Finding relevant content and project examples to share on social media channels is a struggle. We all acknowledge the benefits of creating and sharing relevant, interesting, and timely social media content…like this blog! Social media posts constitute relatively low-cost and high-visibility marketing when done well. Social media is also a great venue for short, pithy updates about a realm of resources in which the public is generally interested (cool bridges and archaeological sites are easier to sell to the public than wetlands and overpass inspections). But to get the benefits, firms must overcome—or at least keep pace with—multiple challenges. Below are thoughts about the perceived top three challenges: 1) social media channel selection, 2) developing content, and 3) negotiating approvals to post content.
The challenges start with the social media outlets themselves: there are so many from which to choose, each has its own audience and purpose, and each has a lifecycle (Google just terminated its own social media channel, Google+; see also the rise and fall of MySpace).

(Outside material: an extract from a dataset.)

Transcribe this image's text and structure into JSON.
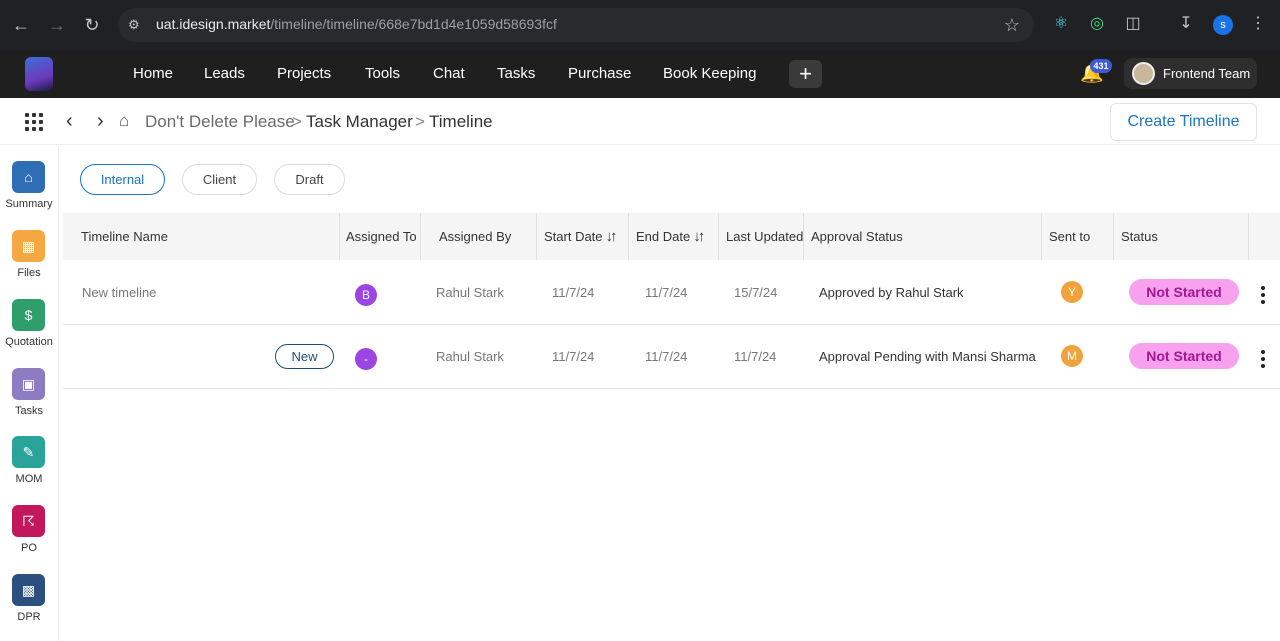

Commonwealth heavily uses three social media channels: Facebook, Twitter, and LinkedIn. Of the three, Facebook—known primarily as a business-to-consumer (B2C) platform—claims the vast majority of our interaction with the public. One recent study stated that 42% of business-to-business (B2B) marketers admit that Facebook (with over 2 billion users) is the most effective B2B social networking platform for their companies because it is heavily customer-satisfaction centric, cost-effective, provides the chance for companies to interact with existing and potential customers, and more.

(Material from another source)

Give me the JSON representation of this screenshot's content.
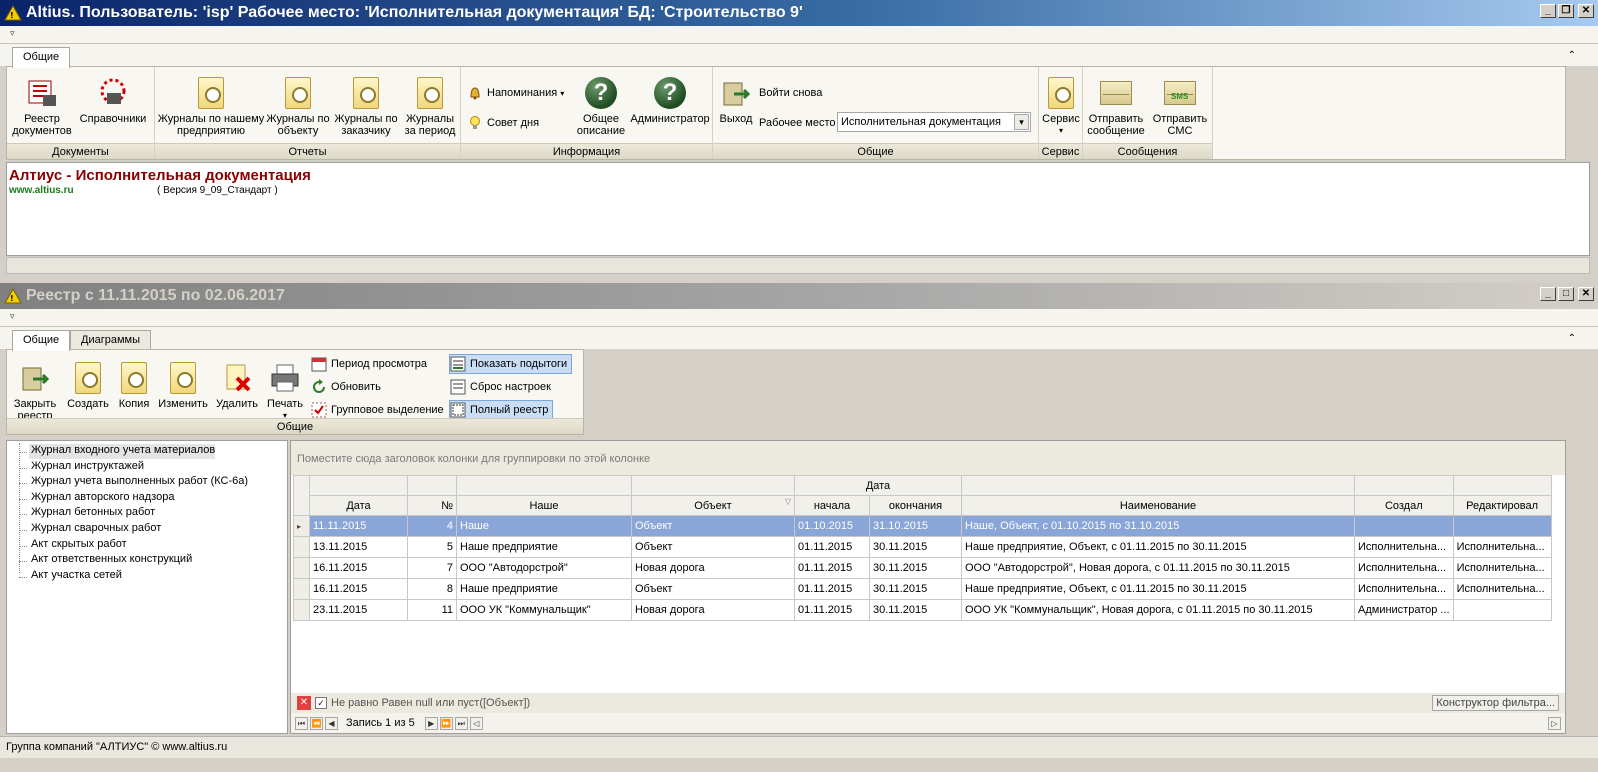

For most ACRA member firms, most sales or leads are generated outside of social media (also known as “offline sales”), meaning that the main goal with social media is to build brand awareness by driving traffic to the firms’ websites and generating direct contacts with their teams. We want the people (the C in B2C) who work for other businesses (the second B in B2B: project proponents, designers, constructors, agencies, etc.) to know about our company’s capabilities so they think of us the next time they need a heritage management consultant. One ACRA member firm’s website data tells us that of the three social media channels they use, Facebook is the most useful in driving that goal with over 20% of website traffic coming from a Facebook click.
The bigger problem is developing and sharing relevant and interesting content. A firm’s goal is to boost brand awareness and drive traffic through raw and authentic content. The most exciting thing about a heritage management firm is the suite of projects in our portfolio, and therefore the best way to generate buzz is to share content about those projects! However, once channels are chosen, two primary challenges remain.
First, there are limited resources (human, financial, temporal) to develop and post content because there are strains on technical staff to produce required deliverables, let alone content worthy of sharing on social media. Staff are commonly stretched thin because of balancing multiple simultaneous projects, the need to transition to new projects immediately, and trying to find something interesting and/or relevant to share when it may be just another negative survey.
Second, there are strains on management and administrative staff to manage the business and legal aspects of our contract requirements, along with an associated web of approvals and clearances to post newsworthy project-related information via social media. Occasionally, contracts contain explicit clauses about confidentiality, social media sharing, or what constitutes dissemination of work. More often, nothing is explicit in the contract. Yet as business operators, project and client managers, and ethical professionals, we know we need to exercise caution. Things like sensitive archaeological data and the perception by our clients that we’ve over-shared are tough to manage—the latter of which can seriously risk our ability for repeat business (just because the contract isn’t explicit doesn’t mean they would rather we stay quiet!). The time and effort associated with reaching out to clients to ask for explicit permission and sharing a rough draft of the post is often met with either no response or a rejection. Other times, clients perceive it as their product (“We’re paying for it!”), so they’d rather not have us market the material, at least until the final report is on file in a state office or in some cases not even filed (e.g., private-sector due-diligence work).
So, what are strategies you use to manage these challenges? Are there ways to create vague social media posts that are relevant, but protect your company from breaking written or unwritten rules? Do you provide staff with administrative or overhead time to develop social media content at the conclusion of projects? Do you have a method for requesting permission from clients that seems to work more often than not? We’d love to hear from you!